Happel's first impressions
Friday 5 October 2007Ernst Happel's life is one of the most remarkable odysseys in European football. An outstanding defender for Rapid Vienna and Austria, he won trophies as a coach with Den Haag, Feyenoord, Club Brugge KV, Hamburger SV and FC Swarovski Tirol. As Netherlands manager, he might have won the 1978 FIFA World Cup had Cruyff been available, and he was the first coach to win the European Champions Clubs' Cup with two clubs: Feyenoord (in 1970, when he was 44) and Hamburg (in 1983).
'The Grumbler'
Happel liked to analyse games in detail but was a man of few words to his players. Before the 1978 World Cup final, his team talk was to the point: "Gentlemen, three points." His reticence and sullen appearance earned him the nickname the Grumbler, but it was probably best he didn't say too much. His old team-mate Max Merkel said of him: "Happel speaks five languages, usually at the same time."
Discipline
Far from baffling opponents with total football, his Feyenoord side frustrated the opposition by taking possession football to strange, tiring extremes, using disciplined zonal marking and a stifling use of the offside trap. Thirty years before Mourinho talked of his players resting in possession, Happel drilled Feyenoord to keep the ball at all costs, changing direction, moving the ball rapidly and generally forcing opponents to play the chasing game.
Powerful midfield
Happel didn't have the wealth of talent at his disposal that Rinus Michels enjoyed at AFC Ajax, but his side were powerful in midfield. He was helped by the intuitive brilliance of goalscoring sweeper Rinus Israel, the gifted arrogant Dutchman Wim van Hanegem, Austrian midfielder Franz Hasil and shy young Wim Jansen.
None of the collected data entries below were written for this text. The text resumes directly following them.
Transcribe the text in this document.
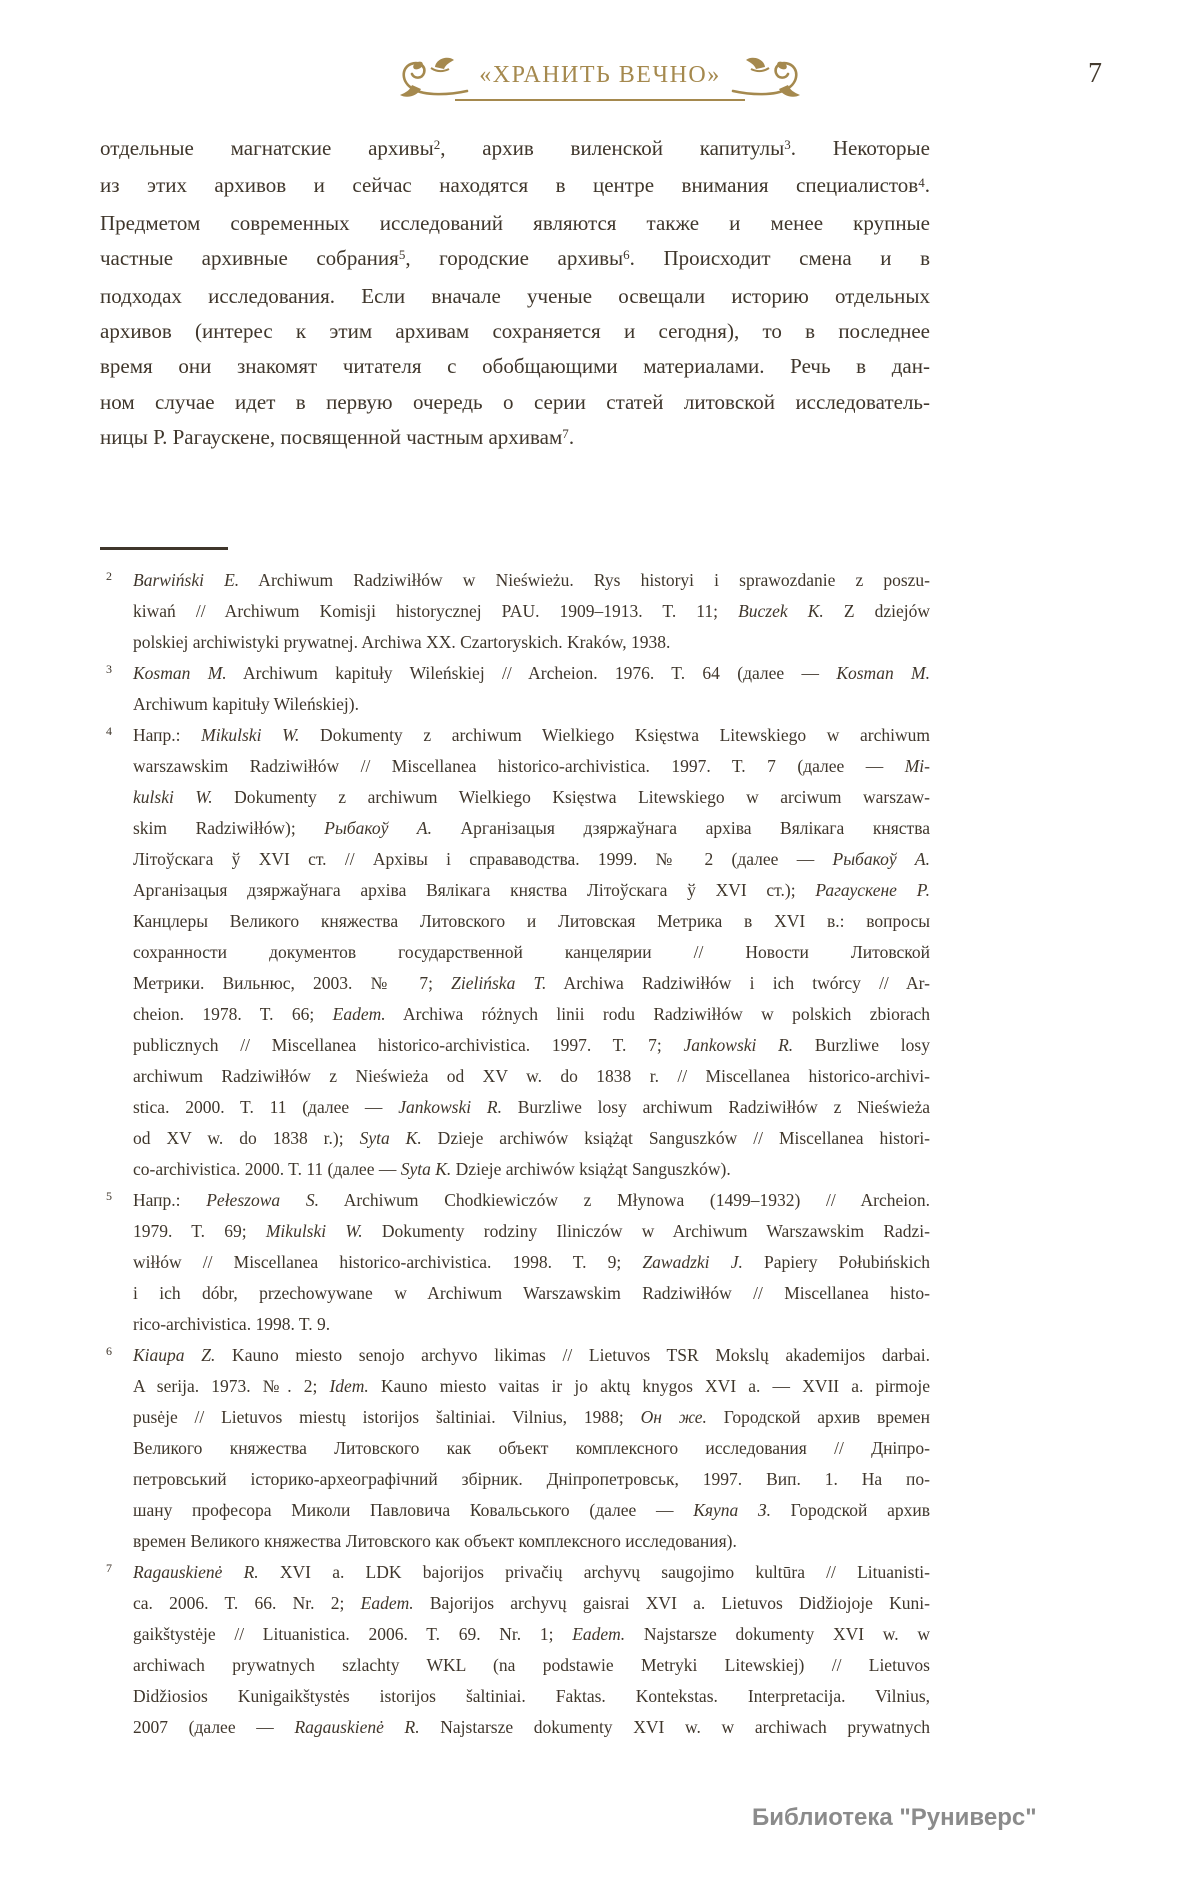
«ХРАНИТЬ ВЕЧНО»	7
отдельные магнатские архивы$^2$, архив виленской капитулы$^3$. Некоторые
из этих архивов и сейчас находятся в центре внимания специалистов$^4$.
Предметом современных исследований являются также и менее крупные
частные архивные собрания$^5$, городские архивы$^6$. Происходит смена и в
подходах исследования. Если вначале ученые освещали историю отдельных
архивов (интерес к этим архивам сохраняется и сегодня), то в последнее
время они знакомят читателя с обобщающими материалами. Речь в дан-
ном случае идет в первую очередь о серии статей литовской исследователь-
ницы Р. Рагаускене, посвященной частным архивам$^7$.
2 Barwiński E. Archiwum Radziwiłłów w Nieświeżu. Rys historyi i sprawozdanie z poszu-
kiwań // Archiwum Komisji historycznej PAU. 1909–1913. T. 11; Buczek K. Z dziejów
polskiej archiwistyki prywatnej. Archiwa XX. Czartoryskich. Kraków, 1938.
3 Kosman M. Archiwum kapituły Wileńskiej // Archeion. 1976. T. 64 (далее — Kosman M.
Archiwum kapituły Wileńskiej).
4 Напр.: Mikulski W. Dokumenty z archiwum Wielkiego Księstwa Litewskiego w archiwum
warszawskim Radziwiłłów // Miscellanea historico-archivistica. 1997. T. 7 (далее — Mi-
kulski W. Dokumenty z archiwum Wielkiego Księstwa Litewskiego w arciwum warszaw-
skim Radziwiłłów); Рыбакоў А. Арганізацыя дзяржаўнага архіва Вялікага княства
Літоўскага ў XVI ст. // Архівы і справаводства. 1999. № 2 (далее — Рыбакоў А.
Арганізацыя дзяржаўнага архіва Вялікага княства Літоўскага ў XVI ст.); Рагаускене Р.
Канцлеры Великого княжества Литовского и Литовская Метрика в XVI в.: вопросы
сохранности документов государственной канцелярии // Новости Литовской
Метрики. Вильнюс, 2003. № 7; Zielińska T. Archiwa Radziwiłłów i ich twórcy // Ar-
cheion. 1978. T. 66; Eadem. Archiwa różnych linii rodu Radziwiłłów w polskich zbiorach
publicznych // Miscellanea historico-archivistica. 1997. T. 7; Jankowski R. Burzliwe losy
archiwum Radziwiłłów z Nieświeża od XV w. do 1838 r. // Miscellanea historico-archivi-
stica. 2000. T. 11 (далее — Jankowski R. Burzliwe losy archiwum Radziwiłłów z Nieświeża
od XV w. do 1838 r.); Syta K. Dzieje archiwów książąt Sanguszków // Miscellanea histori-
co-archivistica. 2000. T. 11 (далее — Syta K. Dzieje archiwów książąt Sanguszków).
5 Напр.: Pełeszowa S. Archiwum Chodkiewiczów z Młynowa (1499–1932) // Archeion.
1979. T. 69; Mikulski W. Dokumenty rodziny Iliniczów w Archiwum Warszawskim Radzi-
wiłłów // Miscellanea historico-archivistica. 1998. T. 9; Zawadzki J. Papiery Połubińskich
i ich dóbr, przechowywane w Archiwum Warszawskim Radziwiłłów // Miscellanea histo-
rico-archivistica. 1998. T. 9.
6 Kiaupa Z. Kauno miesto senojo archyvo likimas // Lietuvos TSR Mokslų akademijos darbai.
A serija. 1973. №. 2; Idem. Kauno miesto vaitas ir jo aktų knygos XVI a. — XVII a. pirmoje
pusėje // Lietuvos miestų istorijos šaltiniai. Vilnius, 1988; Он же. Городской архив времен
Великого княжества Литовского как объект комплексного исследования // Дніпро-
петровський історико-археографічний збірник. Дніпропетровськ, 1997. Вип. 1. На по-
шану професора Миколи Павловича Ковальського (далее — Кяупа З. Городской архив
времен Великого княжества Литовского как объект комплексного исследования).
7 Ragauskienė R. XVI a. LDK bajorijos privačių archyvų saugojimo kultūra // Lituanisti-
ca. 2006. T. 66. Nr. 2; Eadem. Bajorijos archyvų gaisrai XVI a. Lietuvos Didžiojoje Kuni-
gaikštystėje // Lituanistica. 2006. T. 69. Nr. 1; Eadem. Najstarsze dokumenty XVI w. w
archiwach prywatnych szlachty WKL (na podstawie Metryki Litewskiej) // Lietuvos
Didžiosios Kunigaikštystės istorijos šaltiniai. Faktas. Kontekstas. Interpretacija. Vilnius,
2007 (далее — Ragauskienė R. Najstarsze dokumenty XVI w. w archiwach prywatnych
Библиотека "Руниверс"
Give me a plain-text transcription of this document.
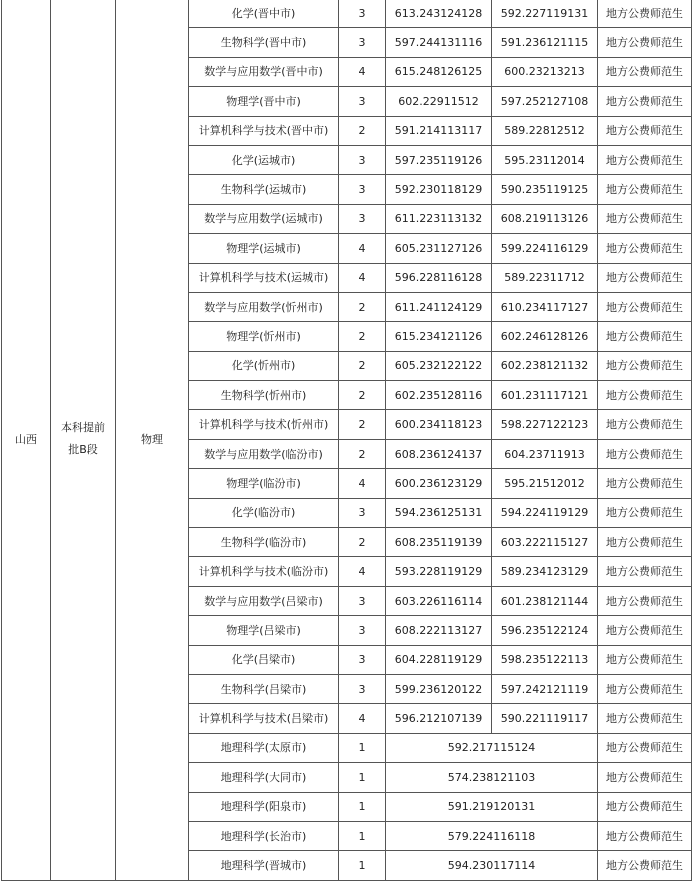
山西	本科提前批B段	物理	化学(晋中市)	3	613.243124128	592.227119131	地方公费师范生
			生物科学(晋中市)	3	597.244131116	591.236121115	地方公费师范生
			数学与应用数学(晋中市)	4	615.248126125	600.23213213	地方公费师范生
			物理学(晋中市)	3	602.22911512	597.252127108	地方公费师范生
			计算机科学与技术(晋中市)	2	591.214113117	589.22812512	地方公费师范生
			化学(运城市)	3	597.235119126	595.23112014	地方公费师范生
			生物科学(运城市)	3	592.230118129	590.235119125	地方公费师范生
			数学与应用数学(运城市)	3	611.223113132	608.219113126	地方公费师范生
			物理学(运城市)	4	605.231127126	599.224116129	地方公费师范生
			计算机科学与技术(运城市)	4	596.228116128	589.22311712	地方公费师范生
			数学与应用数学(忻州市)	2	611.241124129	610.234117127	地方公费师范生
			物理学(忻州市)	2	615.234121126	602.246128126	地方公费师范生
			化学(忻州市)	2	605.232122122	602.238121132	地方公费师范生
			生物科学(忻州市)	2	602.235128116	601.231117121	地方公费师范生
			计算机科学与技术(忻州市)	2	600.234118123	598.227122123	地方公费师范生
			数学与应用数学(临汾市)	2	608.236124137	604.23711913	地方公费师范生
			物理学(临汾市)	4	600.236123129	595.21512012	地方公费师范生
			化学(临汾市)	3	594.236125131	594.224119129	地方公费师范生
			生物科学(临汾市)	2	608.235119139	603.222115127	地方公费师范生
			计算机科学与技术(临汾市)	4	593.228119129	589.234123129	地方公费师范生
			数学与应用数学(吕梁市)	3	603.226116114	601.238121144	地方公费师范生
			物理学(吕梁市)	3	608.222113127	596.235122124	地方公费师范生
			化学(吕梁市)	3	604.228119129	598.235122113	地方公费师范生
			生物科学(吕梁市)	3	599.236120122	597.242121119	地方公费师范生
			计算机科学与技术(吕梁市)	4	596.212107139	590.221119117	地方公费师范生
			地理科学(太原市)	1	592.217115124		地方公费师范生
			地理科学(大同市)	1	574.238121103		地方公费师范生
			地理科学(阳泉市)	1	591.219120131		地方公费师范生
			地理科学(长治市)	1	579.224116118		地方公费师范生
			地理科学(晋城市)	1	594.230117114		地方公费师范生
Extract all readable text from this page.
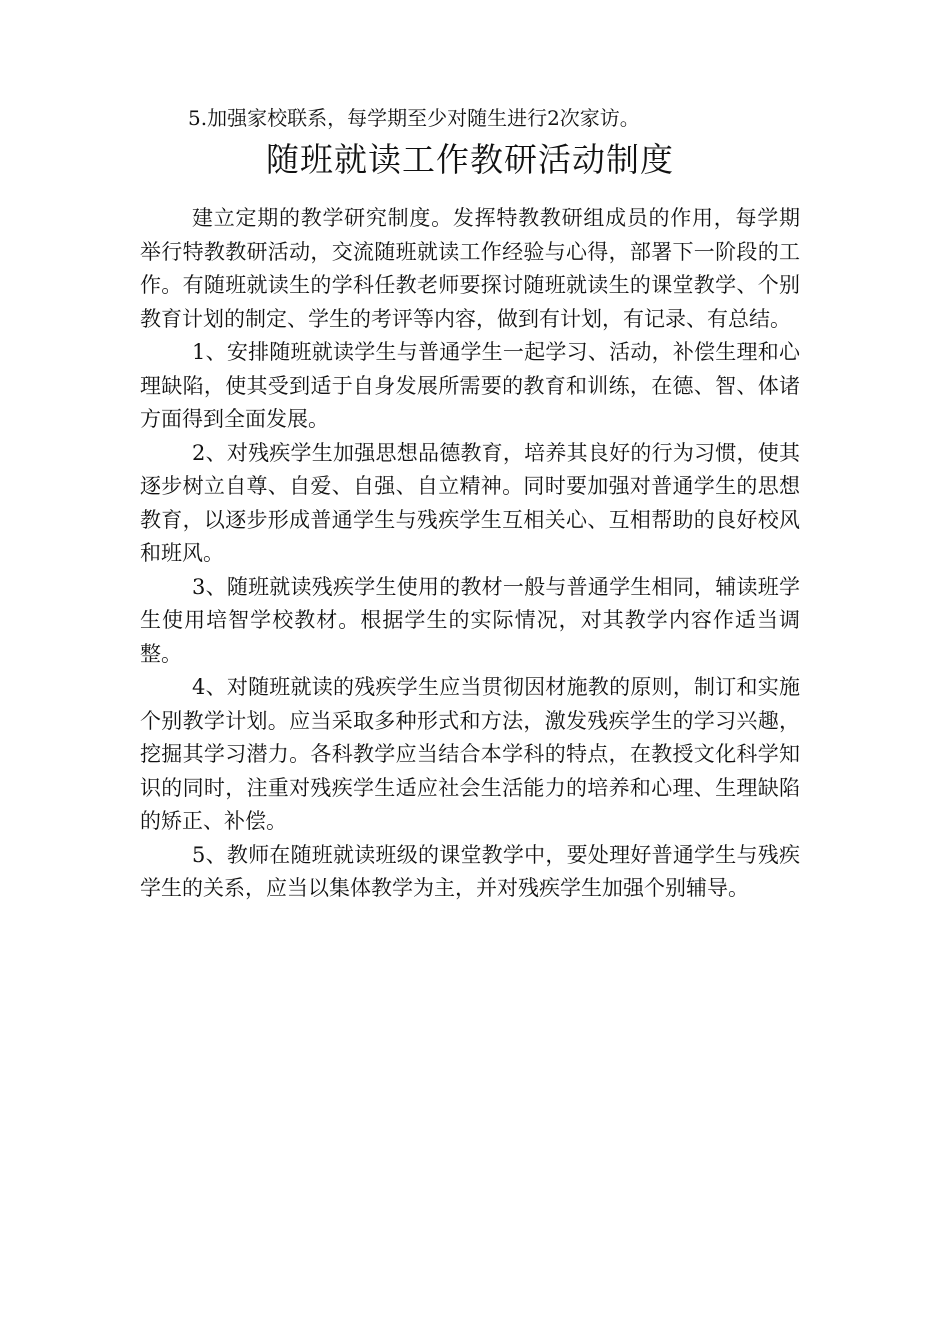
5.加强家校联系，每学期至少对随生进行2次家访。

随班就读工作教研活动制度

建立定期的教学研究制度。发挥特教教研组成员的作用，每学期举行特教教研活动，交流随班就读工作经验与心得，部署下一阶段的工作。有随班就读生的学科任教老师要探讨随班就读生的课堂教学、个别教育计划的制定、学生的考评等内容，做到有计划，有记录、有总结。

1、安排随班就读学生与普通学生一起学习、活动，补偿生理和心理缺陷，使其受到适于自身发展所需要的教育和训练，在德、智、体诸方面得到全面发展。

2、对残疾学生加强思想品德教育，培养其良好的行为习惯，使其逐步树立自尊、自爱、自强、自立精神。同时要加强对普通学生的思想教育，以逐步形成普通学生与残疾学生互相关心、互相帮助的良好校风和班风。

3、随班就读残疾学生使用的教材一般与普通学生相同，辅读班学生使用培智学校教材。根据学生的实际情况，对其教学内容作适当调整。

4、对随班就读的残疾学生应当贯彻因材施教的原则，制订和实施个别教学计划。应当采取多种形式和方法，激发残疾学生的学习兴趣，挖掘其学习潜力。各科教学应当结合本学科的特点，在教授文化科学知识的同时，注重对残疾学生适应社会生活能力的培养和心理、生理缺陷的矫正、补偿。

5、教师在随班就读班级的课堂教学中，要处理好普通学生与残疾学生的关系，应当以集体教学为主，并对残疾学生加强个别辅导。
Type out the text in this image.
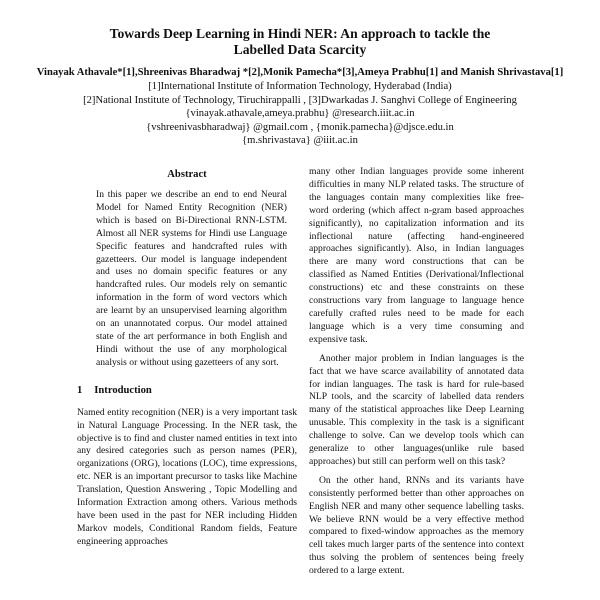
Towards Deep Learning in Hindi NER: An approach to tackle the
Labelled Data Scarcity
Vinayak Athavale*[1],Shreenivas Bharadwaj *[2],Monik Pamecha*[3],Ameya Prabhu[1] and Manish Shrivastava[1]
[1]International Institute of Information Technology, Hyderabad (India)
[2]National Institute of Technology, Tiruchirappalli , [3]Dwarkadas J. Sanghvi College of Engineering
{vinayak.athavale,ameya.prabhu} @research.iiit.ac.in
{vshreenivasbharadwaj} @gmail.com , {monik.pamecha}@djsce.edu.in
{m.shrivastava} @iiit.ac.in
Abstract

In this paper we describe an end to end Neural Model for Named Entity Recognition (NER) which is based on Bi-Directional RNN-LSTM. Almost all NER systems for Hindi use Language Specific features and handcrafted rules with gazetteers. Our model is language independent and uses no domain specific features or any handcrafted rules. Our models rely on semantic information in the form of word vectors which are learnt by an unsupervised learning algorithm on an unannotated corpus. Our model attained state of the art performance in both English and Hindi without the use of any morphological analysis or without using gazetteers of any sort.

1 Introduction

Named entity recognition (NER) is a very important task in Natural Language Processing. In the NER task, the objective is to find and cluster named entities in text into any desired categories such as person names (PER), organizations (ORG), locations (LOC), time expressions, etc. NER is an important precursor to tasks like Machine Translation, Question Answering , Topic Modelling and Information Extraction among others. Various methods have been used in the past for NER including Hidden Markov models, Conditional Random fields, Feature engineering approaches

many other Indian languages provide some inherent difficulties in many NLP related tasks. The structure of the languages contain many complexities like free-word ordering (which affect n-gram based approaches significantly), no capitalization information and its inflectional nature (affecting hand-engineered approaches significantly). Also, in Indian languages there are many word constructions that can be classified as Named Entities (Derivational/Inflectional constructions) etc and these constraints on these constructions vary from language to language hence carefully crafted rules need to be made for each language which is a very time consuming and expensive task.

Another major problem in Indian languages is the fact that we have scarce availability of annotated data for indian languages. The task is hard for rule-based NLP tools, and the scarcity of labelled data renders many of the statistical approaches like Deep Learning unusable. This complexity in the task is a significant challenge to solve. Can we develop tools which can generalize to other languages(unlike rule based approaches) but still can perform well on this task?

On the other hand, RNNs and its variants have consistently performed better than other approaches on English NER and many other sequence labelling tasks. We believe RNN would be a very effective method compared to fixed-window approaches as the memory cell takes much larger parts of the sentence into context thus solving the problem of sentences being freely ordered to a large extent.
In attack, Happel relied on the speed of Coen Moulijn on the left, Henry Wery on the right and the consistency of Swedish international Ove Kindvall to find the net. Theo van Duivenbode, who played for Michels and Happel, said: "Happel was a superb dissector of the game. He saw things so quickly he could make changes from the bench after only a few minutes of play."
Van Hanegem winner
The toughest test Feyenoord faced on their run to the 1970 final was their second-round tie against reigning champions AC Milan. Happel switched Feyenoord to 4-4-2 in the San Siro, squeezing Gianni Rivera's space, and lost only 1-0. Within five minutes of the kick-off at De Kuip, Jansen had wiped out that advantage with a swirling shot that looked to be going wide until it hit the post and bounced in. Van Hanegem's goal eight minutes from time dethroned the champions.
'Keep cool'
In the final, Celtic got complacent after going 1-0 up and paid for it. Israel headed the equaliser two minutes later, and minutes from the end of extra-time an error by skipper Billy McNeill allowed Kindvall to score the winner. Happel had told his men, "Keep cool, play at an easy pace and take the sting out of them." They did just that to become the first Dutch side to win the European Cup. Unfortunately, it's an achievement overshadowed by Ajax's glorious three triumphs from 1971 to 1973, but the yellowed, lovingly framed newspaper front pages commemorating that unexpected victory on 8 May 1970 are still pinned up on the walls of bars all over Rotterdam.